Dollars and Jens
Tuesday, August 21, 2007
 
more notes from the front
Yields on short-term treasuries rose today:
The three-month bill yield climbed 0.48 percentage point to 3.57 percent at 4:28 p.m., rising for the first day since Aug. 13. The increase is the biggest since Dec. 26, 2000. Yields fell 0.66 percentage point yesterday, the most since the stock market crash of October 1987 as money-market funds dumped asset-backed commercial paper for the shortest-maturity government debt.

The Treasury today sold $32 billion of four-week bills, the largest amount since at least July 2001. The bills were sold at a high discount rate of 4.75 percent. The one-month bill yield fell as low as 1.272 percent yesterday, and was about 2.6 percent before the auction.
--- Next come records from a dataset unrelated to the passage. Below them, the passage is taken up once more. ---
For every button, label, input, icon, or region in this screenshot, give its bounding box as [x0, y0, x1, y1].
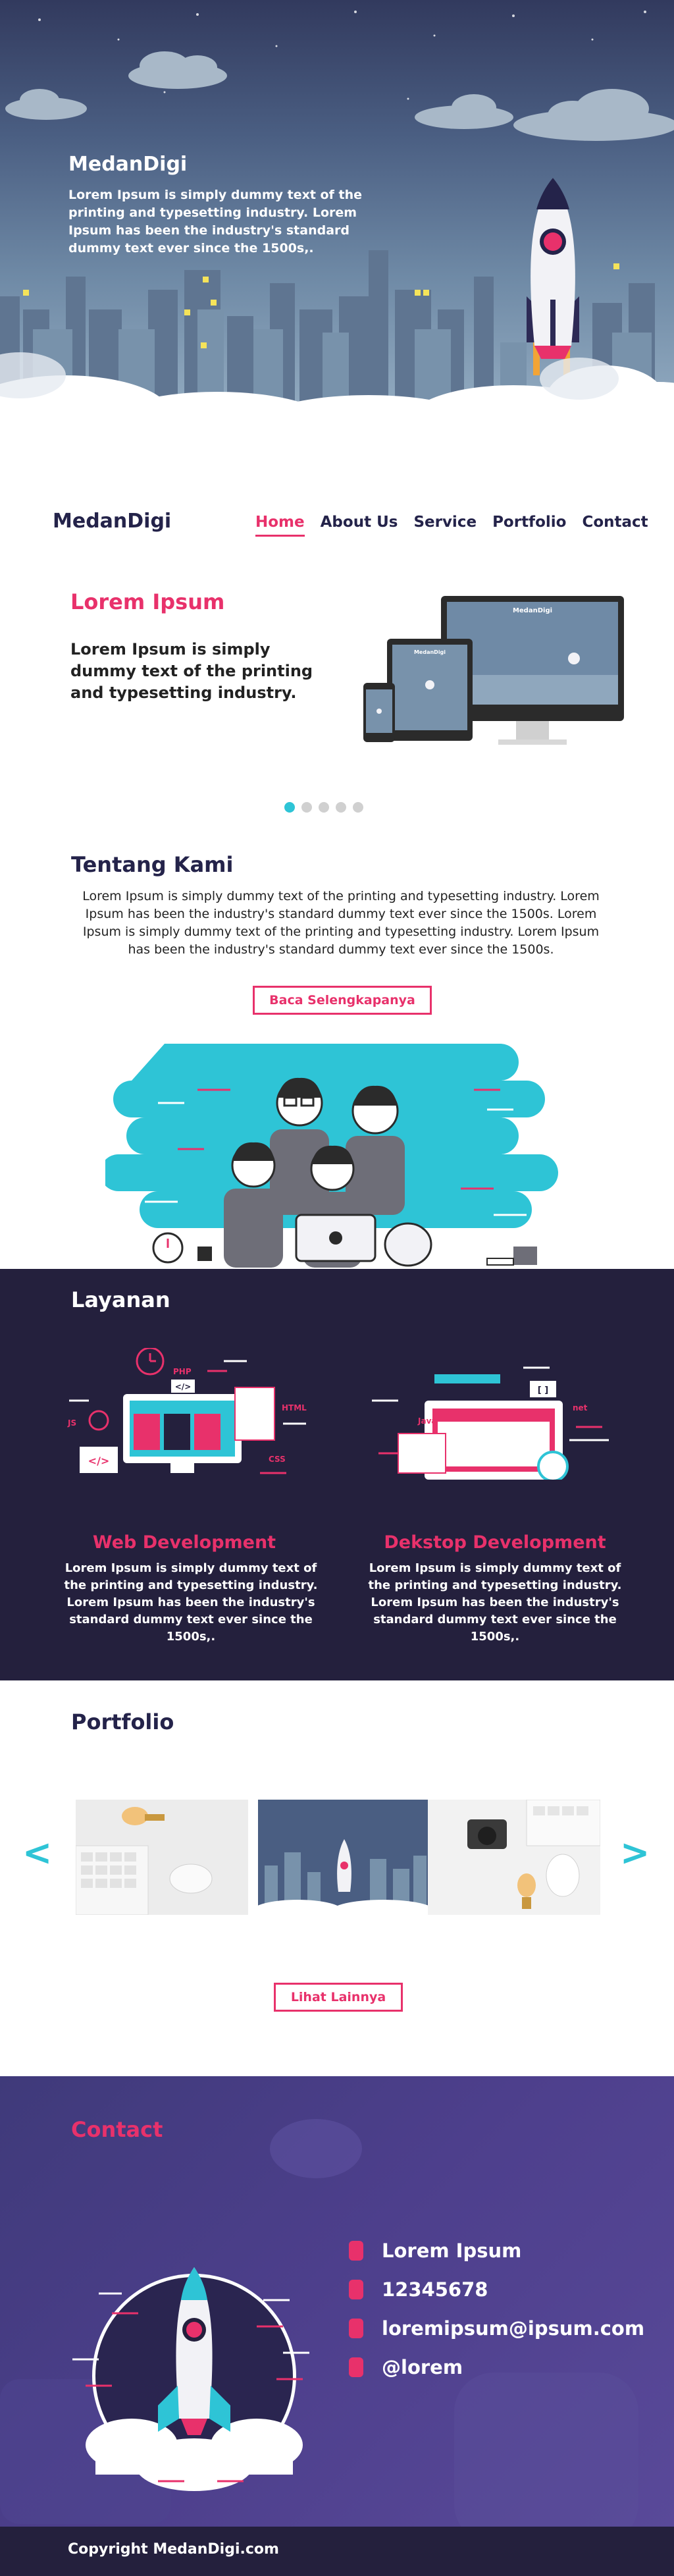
nav-item-home[interactable]: Home [255, 514, 305, 537]
contact-section: Contact Lorem Ipsum 12345678 loremipsum@… [0, 2076, 674, 2576]
slide-description: Lorem Ipsum is simply dummy text of the … [70, 640, 313, 702]
main-navbar: MedanDigi Home About Us Service Portfoli… [0, 500, 674, 547]
svg-text:HTML: HTML [282, 1403, 307, 1412]
contact-phone-row: 12345678 [349, 2278, 488, 2301]
about-title: Tentang Kami [71, 852, 234, 877]
svg-text:JS: JS [67, 1418, 76, 1428]
phone-marker-icon [349, 2280, 363, 2299]
portfolio-item-3[interactable] [428, 1800, 600, 1915]
service-desktop-title: Dekstop Development [384, 1532, 606, 1553]
svg-text:CSS: CSS [269, 1455, 286, 1464]
footer: Copyright MedanDigi.com [0, 2527, 674, 2576]
contact-phone[interactable]: 12345678 [382, 2278, 488, 2301]
portfolio-item-2[interactable] [258, 1800, 430, 1915]
slider-dot-1[interactable] [284, 802, 295, 813]
nav-item-service[interactable]: Service [413, 514, 477, 537]
web-development-icon: </> </> PHP HTML JS CSS [67, 1348, 307, 1474]
contact-social-row: @lorem [349, 2356, 463, 2378]
portfolio-item-1[interactable] [76, 1800, 248, 1915]
email-marker-icon [349, 2319, 363, 2338]
nav-item-about-us[interactable]: About Us [321, 514, 398, 537]
contact-social[interactable]: @lorem [382, 2356, 463, 2378]
slider-dot-4[interactable] [336, 802, 346, 813]
responsive-devices-illustration: MedanDigi MedanDigi [363, 596, 624, 745]
nav-item-portfolio[interactable]: Portfolio [492, 514, 566, 537]
svg-text:Java: Java [417, 1416, 436, 1426]
slide-title: Lorem Ipsum [70, 589, 225, 614]
rocket-icon [527, 178, 579, 375]
contact-title: Contact [71, 2117, 163, 2142]
portfolio-prev-arrow[interactable]: < [22, 1832, 52, 1873]
team-illustration [105, 1044, 579, 1269]
services-section: Layanan </> </> PHP HTML JS CSS Web Deve… [0, 1269, 674, 1680]
nav-item-contact[interactable]: Contact [582, 514, 648, 537]
nav-menu: Home About Us Service Portfolio Contact [255, 514, 648, 537]
hero-description: Lorem Ipsum is simply dummy text of the … [68, 188, 362, 255]
slider-dot-3[interactable] [319, 802, 329, 813]
svg-text:[ ]: [ ] [538, 1385, 548, 1395]
svg-text:PHP: PHP [173, 1367, 192, 1376]
monitor-screen-title: MedanDigi [513, 607, 552, 614]
city-rocket-image [258, 1800, 430, 1915]
social-marker-icon [349, 2357, 363, 2377]
service-web-title: Web Development [92, 1532, 276, 1553]
copyright-text: Copyright MedanDigi.com [68, 2541, 279, 2558]
contact-name: Lorem Ipsum [382, 2240, 522, 2262]
hero-section: MedanDigi Lorem Ipsum is simply dummy te… [0, 0, 674, 448]
slider-dots [284, 802, 363, 813]
hero-brand: MedanDigi [68, 153, 188, 176]
keyboard-mouse-image [76, 1807, 213, 1915]
tablet-screen-title: MedanDigi [414, 649, 446, 655]
desktop-development-icon: [ ] Java net [372, 1366, 609, 1480]
contact-email[interactable]: loremipsum@ipsum.com [382, 2317, 644, 2340]
portfolio-next-arrow[interactable]: > [620, 1832, 650, 1873]
svg-text:</>: </> [175, 1382, 192, 1391]
services-title: Layanan [71, 1287, 170, 1312]
camera-keyboard-image [467, 1800, 600, 1909]
slider-dot-2[interactable] [301, 802, 312, 813]
about-description: Lorem Ipsum is simply dummy text of the … [82, 889, 600, 957]
view-more-button[interactable]: Lihat Lainnya [274, 1983, 403, 2012]
contact-email-row: loremipsum@ipsum.com [349, 2317, 644, 2340]
svg-text:net: net [573, 1403, 588, 1412]
svg-text:</>: </> [88, 1455, 110, 1467]
site-logo[interactable]: MedanDigi [53, 510, 171, 533]
service-desktop-description: Lorem Ipsum is simply dummy text of the … [368, 1561, 622, 1644]
portfolio-title: Portfolio [71, 1709, 174, 1734]
contact-name-row: Lorem Ipsum [349, 2240, 521, 2262]
slider-dot-5[interactable] [353, 802, 363, 813]
read-more-button[interactable]: Baca Selengkapanya [253, 986, 432, 1015]
landing-page: MedanDigi Lorem Ipsum is simply dummy te… [0, 0, 674, 2576]
service-web-description: Lorem Ipsum is simply dummy text of the … [64, 1561, 318, 1644]
contact-marker-icon [349, 2241, 363, 2261]
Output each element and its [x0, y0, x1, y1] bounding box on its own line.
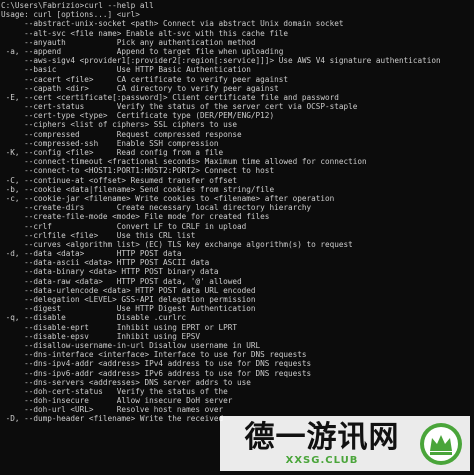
terminal-line: -q, --disable Disable .curlrc [1, 313, 187, 323]
terminal-line: --create-dirs Create necessary local dir… [1, 203, 312, 213]
terminal-line: --crlfile <file> Use this CRL list [1, 230, 196, 240]
terminal-line: --dns-interface <interface> Interface to… [1, 350, 307, 360]
terminal-line: --connect-timeout <fractional seconds> M… [1, 157, 367, 167]
terminal-line: --curves <algorithm list> (EC) TLS key e… [1, 239, 353, 249]
terminal-line: --aws-sigv4 <provider1[:provider2[:regio… [1, 56, 441, 66]
terminal-window[interactable]: C:\Users\Fabrizio>curl --help all Usage:… [0, 0, 474, 475]
terminal-line: --ciphers <list of ciphers> SSL ciphers … [1, 120, 238, 130]
terminal-line: --delegation <LEVEL> GSS-API delegation … [1, 295, 256, 304]
watermark-text-block: 德一游讯网 XXSG.CLUB [226, 419, 418, 467]
terminal-line: --capath <dir> CA directory to verify pe… [1, 83, 279, 93]
crown-logo-icon [420, 422, 462, 465]
watermark-title: 德一游讯网 [244, 419, 400, 455]
terminal-line: Usage: curl [options...] <url> [1, 10, 140, 20]
terminal-line: --dns-servers <addresses> DNS server add… [1, 377, 251, 387]
terminal-line: --dns-ipv4-addr <address> IPv4 address t… [1, 359, 312, 369]
terminal-line: -d, --data <data> HTTP POST data [1, 249, 182, 259]
watermark-url: XXSG.CLUB [285, 454, 359, 466]
terminal-line: --cacert <file> CA certificate to verify… [1, 74, 288, 84]
terminal-line: --disallow-username-in-url Disallow user… [1, 340, 261, 350]
terminal-line: --doh-insecure Allow insecure DoH server [1, 396, 233, 406]
terminal-line: -K, --config <file> Read config from a f… [1, 148, 224, 157]
terminal-line: --abstract-unix-socket <path> Connect vi… [1, 19, 344, 29]
terminal-line: --cert-type <type> Certificate type (DER… [1, 111, 275, 121]
site-watermark: 德一游讯网 XXSG.CLUB [220, 416, 470, 471]
terminal-line: --cert-status Verify the status of the s… [1, 102, 358, 112]
terminal-line: --anyauth Pick any authentication method [1, 37, 256, 47]
terminal-line: -C, --continue-at <offset> Resumed trans… [1, 175, 238, 185]
terminal-line: --compressed-ssh Enable SSH compression [1, 138, 219, 148]
terminal-line: -a, --append Append to target file when … [1, 46, 284, 56]
terminal-line: --basic Use HTTP Basic Authentication [1, 65, 251, 75]
terminal-line: --data-ascii <data> HTTP POST ASCII data [1, 258, 210, 268]
terminal-line: -E, --cert <certificate[:password]> Clie… [1, 92, 339, 102]
terminal-line: --data-urlencode <data> HTTP POST data U… [1, 285, 256, 295]
terminal-line: C:\Users\Fabrizio>curl --help all [1, 1, 154, 10]
terminal-line: --compressed Request compressed response [1, 129, 242, 139]
terminal-line: --disable-epsv Inhibit using EPSV [1, 331, 201, 341]
terminal-line: --data-raw <data> HTTP POST data, '@' al… [1, 276, 242, 286]
terminal-line: --dns-ipv6-addr <address> IPv6 address t… [1, 368, 312, 378]
terminal-line: --crlf Convert LF to CRLF in upload [1, 221, 247, 231]
terminal-line: --disable-eprt Inhibit using EPRT or LPR… [1, 322, 238, 332]
terminal-line: --create-file-mode <mode> File mode for … [1, 212, 270, 222]
terminal-line: --connect-to <HOST1:PORT1:HOST2:PORT2> C… [1, 166, 275, 176]
terminal-line: --alt-svc <file name> Enable alt-svc wit… [1, 28, 288, 38]
terminal-line: --data-binary <data> HTTP POST binary da… [1, 267, 219, 277]
terminal-line: --doh-cert-status Verify the status of t… [1, 386, 228, 396]
terminal-line: -b, --cookie <data|filename> Send cookie… [1, 184, 275, 194]
terminal-line: --digest Use HTTP Digest Authentication [1, 304, 256, 314]
terminal-line: -c, --cookie-jar <filename> Write cookie… [1, 193, 335, 203]
terminal-line: --doh-url <URL> Resolve host names over [1, 405, 224, 415]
In a sign of weak demand, the government received $1.11 in bids for each $1 sold, the lowest since at least July 2001.
In fact, I was left with the impression the size of the auction — of which $18 billion was needed to roll maturing debt — was increased in light of recent demand for the issue. I wonder whether they should incorporate a reserve bid into the auctions, at least above a certain size.
The Federal Reserve Bank of New York cut the fee bond dealers pay to borrow its Treasuries, in a bid to ease a shortage in the market for loans backed by the securities.

...

The New York Fed cut its so-called minimum fee rate to a record low 0.5 percent from 1 percent, saying in a statement that the move is ``temporary.''

"We are doing it to provide additional liquidity to the Treasury financing market,'' said Andrew Williams, a spokesman for the New York Fed. He said the rate was the lowest in the history of the program, which has existed in its current form since 1999. The New York Fed last lowered the fee rate on June 26, 2003, the day after policy makers cut their target overnight rate to a four-decade low of 1 percent.
In fact, I hadn't known it wasn't still 1.5%.

Incidentally, here's why I'm not buying the full-fledged flight-to-quality story:In blue is an ETF that follows the S&P 500. In red is an ETF that follows junk bonds. In a broad flight to quality, these should be staggering downward. (In the sort of flight-to-quality indicated by short term treasuries, they should be sprawled naked passed out on the floor.)

The commercial paper markets, as I understand it, are still a bit illiquid, but a number of companies have successfully placed bond issues in the past couple days. I expect there's some widespread credit concern, just as there was two and three weeks ago. The abject panic seems to be localized, though.